Hi @ptrblck I have a small NN with 4 outputs and I want that output to be in the range -10 to 10 strictly , I thought of using the tanh at the output and then multiplying it by 10. But I want to know if there is a better way to achieve this? because I found that the most values that I got by using tanh are very close to 0 like between range of -0.2 to 0.2 so after multiplying by 10 they become -2 to 2.
One thing you could do is, remove the
nn.Tanh() and just have a
nn.Linear module and then wrap the output with a
torch.clip see here. That could work!
I honestly think, that rescaling the target to [-1, 1] and using tanh-activation is the most solid way of approaching it.
I would probably not use clipping since you probably force the gradient to 0 if I’m not mistaken.
I think with clipping the gradient would only be zero for outputs out of the [-10,10] range. Rescaling to [-1,1] is a solution but you can have issues with outliers force most outputs near the extremes (i.e +/- 10); clipping was just a way to circumvent that!
Clipping gradients is not related to your output range I guess, it just prevents the gradients from exploding.
Clipping the output, will as you said mess with the gradients outside of the range you have defined, but would work perfectly fine within them. Though in my experience this will cause trouble especially with REINFORCE, but potentially with all algorithms.
I’m not sure if I got you correctly, but what I meant was not just rescaling, but rescaling and using a sigmoid/tanh as output activation, then you have a constant gradient and do not have the issue of your values running “out of bounds”. Should have added that to the original post (in fact I will now). Or did I get you wrong?
Yes, what I meant by them is, that you clip the output in the range of [-10,10] (not the gradients of the outputs). Although, clipping the output would in effect set the gradients to 0 for any output with |y| > 10 (like you said).

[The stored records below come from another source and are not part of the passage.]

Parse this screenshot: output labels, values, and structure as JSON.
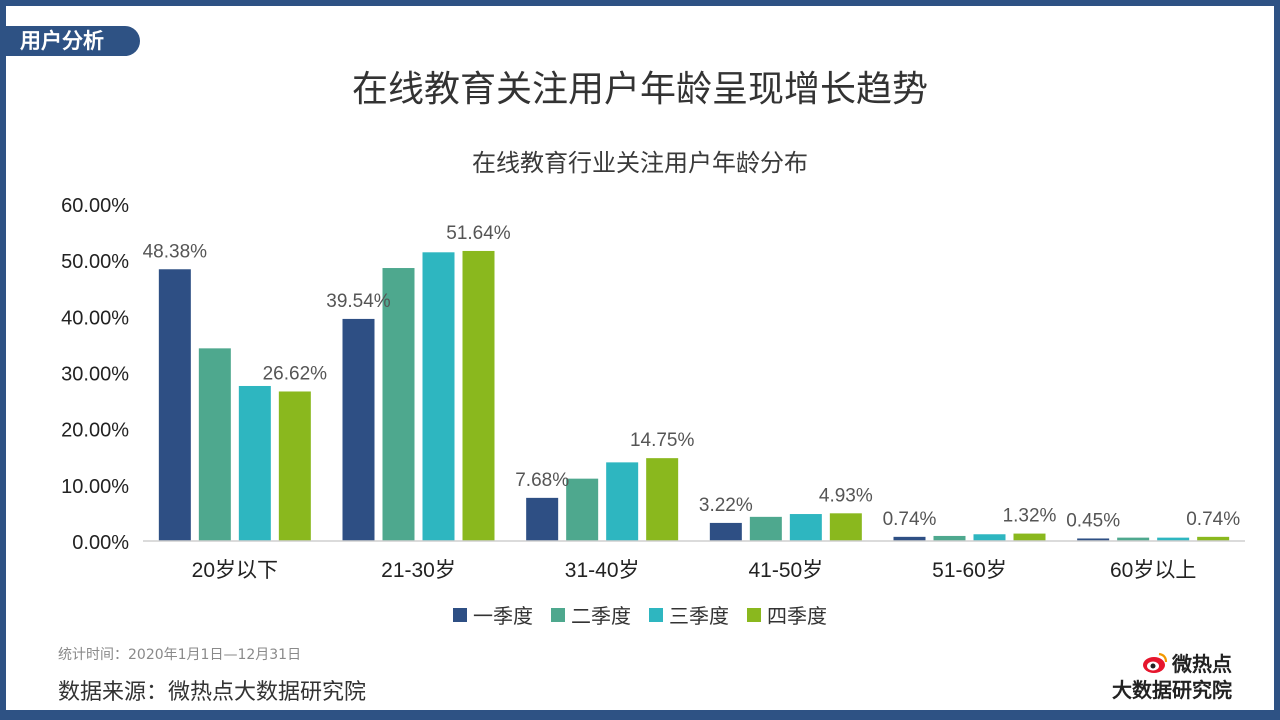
{
  "section_tab": "用户分析",
  "page_title": "在线教育关注用户年龄呈现增长趋势",
  "footer": {
    "stat_time": "统计时间：2020年1月1日—12月31日",
    "source": "数据来源：微热点大数据研究院"
  },
  "logo": {
    "line1": "微热点",
    "line2": "大数据研究院",
    "icon": "weibo-eye-icon"
  },
  "colors": {
    "frame": "#2e5284",
    "series": [
      "#2e4f84",
      "#4ea88e",
      "#2eb6c0",
      "#8ab81e"
    ]
  },
  "chart_data": {
    "type": "bar",
    "title": "在线教育行业关注用户年龄分布",
    "categories": [
      "20岁以下",
      "21-30岁",
      "31-40岁",
      "41-50岁",
      "51-60岁",
      "60岁以上"
    ],
    "series": [
      {
        "name": "一季度",
        "values": [
          48.38,
          39.54,
          7.68,
          3.22,
          0.74,
          0.45
        ]
      },
      {
        "name": "二季度",
        "values": [
          34.3,
          48.6,
          11.1,
          4.3,
          0.9,
          0.6
        ]
      },
      {
        "name": "三季度",
        "values": [
          27.6,
          51.4,
          14.0,
          4.8,
          1.2,
          0.6
        ]
      },
      {
        "name": "四季度",
        "values": [
          26.62,
          51.64,
          14.75,
          4.93,
          1.32,
          0.74
        ]
      }
    ],
    "data_labels": [
      {
        "series": 0,
        "category": 0,
        "text": "48.38%"
      },
      {
        "series": 3,
        "category": 0,
        "text": "26.62%"
      },
      {
        "series": 0,
        "category": 1,
        "text": "39.54%"
      },
      {
        "series": 3,
        "category": 1,
        "text": "51.64%"
      },
      {
        "series": 0,
        "category": 2,
        "text": "7.68%"
      },
      {
        "series": 3,
        "category": 2,
        "text": "14.75%"
      },
      {
        "series": 0,
        "category": 3,
        "text": "3.22%"
      },
      {
        "series": 3,
        "category": 3,
        "text": "4.93%"
      },
      {
        "series": 0,
        "category": 4,
        "text": "0.74%"
      },
      {
        "series": 3,
        "category": 4,
        "text": "1.32%"
      },
      {
        "series": 0,
        "category": 5,
        "text": "0.45%"
      },
      {
        "series": 3,
        "category": 5,
        "text": "0.74%"
      }
    ],
    "y_ticks": [
      "0.00%",
      "10.00%",
      "20.00%",
      "30.00%",
      "40.00%",
      "50.00%",
      "60.00%"
    ],
    "ylim": [
      0,
      60
    ],
    "legend_position": "bottom",
    "grid": false
  }
}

What I mean is, if you re-scale the outputs you can have issues where outliers will affect the rescaling. For example, if most outputs are near say -0.5, and a few outputs are near 1. Then the rescaling will be distorted by the outliers near 1. One way to circumvent that is to clip the outliers and then rescale. Having a bounded activation function will mitigate this, but it can still be an issue. It’s just something to keep in mind when rescaling data!